Questions Nobody Answers #2 – Why does God make kids get ill? [proposed solutions]

  1. He doesn’t exist.  (Felix)
  2. God is really evil.  (Felix)
  3. God is like a big doctor. . . . It doesn’t matter to God if you die, because you just go to heaven, which is where He lives anyway.  (Sam, to which Felix responds, “That . . . is the biggest load of crap I ever heard.  God gives you cancer to teach you how good riding a bike is?)
  4. There is no reason. (Felix)
  5. There is a reason, but we’re too stupid to understand it. (Sam)
  6. We did something awful in the past life and this is punishment. (Felix, who insisted it be included as not to discriminate against Buddhists)
  7. We’re perfect already. . . . Being ill is like a present.  Like…like a Get-Into-Heaven-Free Card. (Sam)

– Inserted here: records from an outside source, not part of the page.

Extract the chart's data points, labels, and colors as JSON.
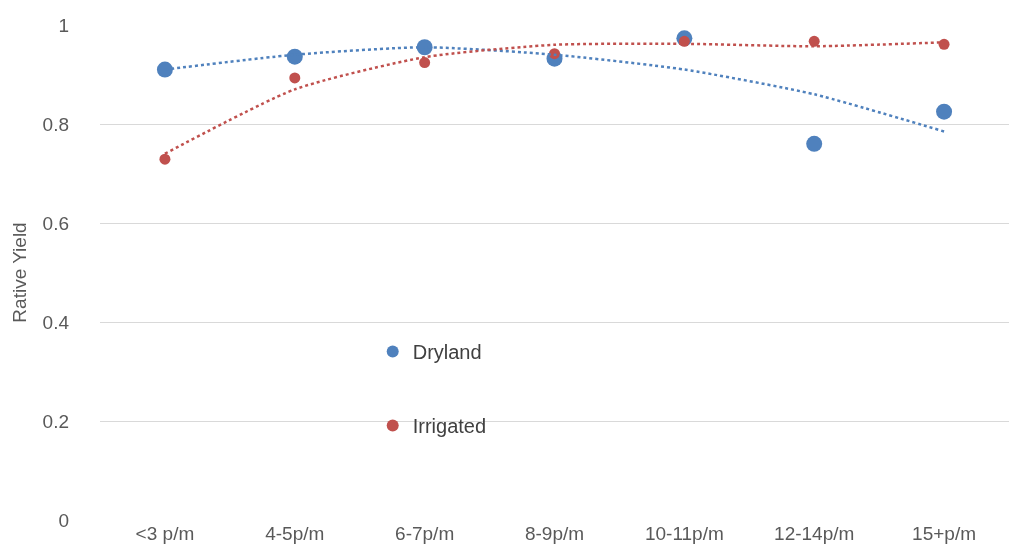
{
  "chart_data": {
    "type": "scatter",
    "ylabel": "Rative Yield",
    "categories": [
      "<3 p/m",
      "4-5p/m",
      "6-7p/m",
      "8-9p/m",
      "10-11p/m",
      "12-14p/m",
      "15+p/m"
    ],
    "series": [
      {
        "name": "Dryland",
        "color": "#4f81bd",
        "values": [
          0.91,
          0.936,
          0.955,
          0.932,
          0.973,
          0.76,
          0.825
        ]
      },
      {
        "name": "Irrigated",
        "color": "#c0504d",
        "values": [
          0.729,
          0.893,
          0.924,
          0.942,
          0.967,
          0.967,
          0.961
        ]
      },
      {
        "type": "line",
        "line_style": "dotted",
        "marker": "none",
        "color": "#4f81bd",
        "values": [
          0.91,
          0.94,
          0.955,
          0.94,
          0.91,
          0.86,
          0.785
        ]
      },
      {
        "type": "line",
        "line_style": "dotted",
        "marker": "none",
        "color": "#c0504d",
        "values": [
          0.74,
          0.87,
          0.935,
          0.96,
          0.962,
          0.957,
          0.965
        ]
      }
    ],
    "ylim": [
      0,
      1
    ],
    "yticks": [
      0,
      0.2,
      0.4,
      0.6,
      0.8,
      1
    ],
    "grid": "y",
    "legend": "bottom left",
    "marker": "circle"
  }
}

Toward the end of the novel, after considering the many possibilities, Sam starts putting together answers.  In trying to explain the nature of death, his grandmother feeds him an analogy about caterpillars and butterflies, about how if caterpillars were afraid of their cocoons, they’d never make it to the next step.  Sam’s response?

“What she means is, it’s the next stage in a life cycle.  Like turning into Spider-Man was the next stage in Peter Parker’s life cycle.  So you shouldn’t be frightened, you should be excited.  But I’m not frightened anyway.  It’s only going back to wherever you were before you were born and no one is frightened of before they were born.”

As for audience, this probably isn’t a book for a child who is actually dying.  First of all, the last thing a dying kid needs is to read about another kid who is dying.  Second, we don’t want the real-life child to think he or she is not dying well enough.  Not many terminal illnesses are novel-worthy.  There are other ways to introduce them to the “big questions.” I would, however, recommend this to just about anyone 9+, including adults.  The second page will weed out those who’d rather not touch the subject matter.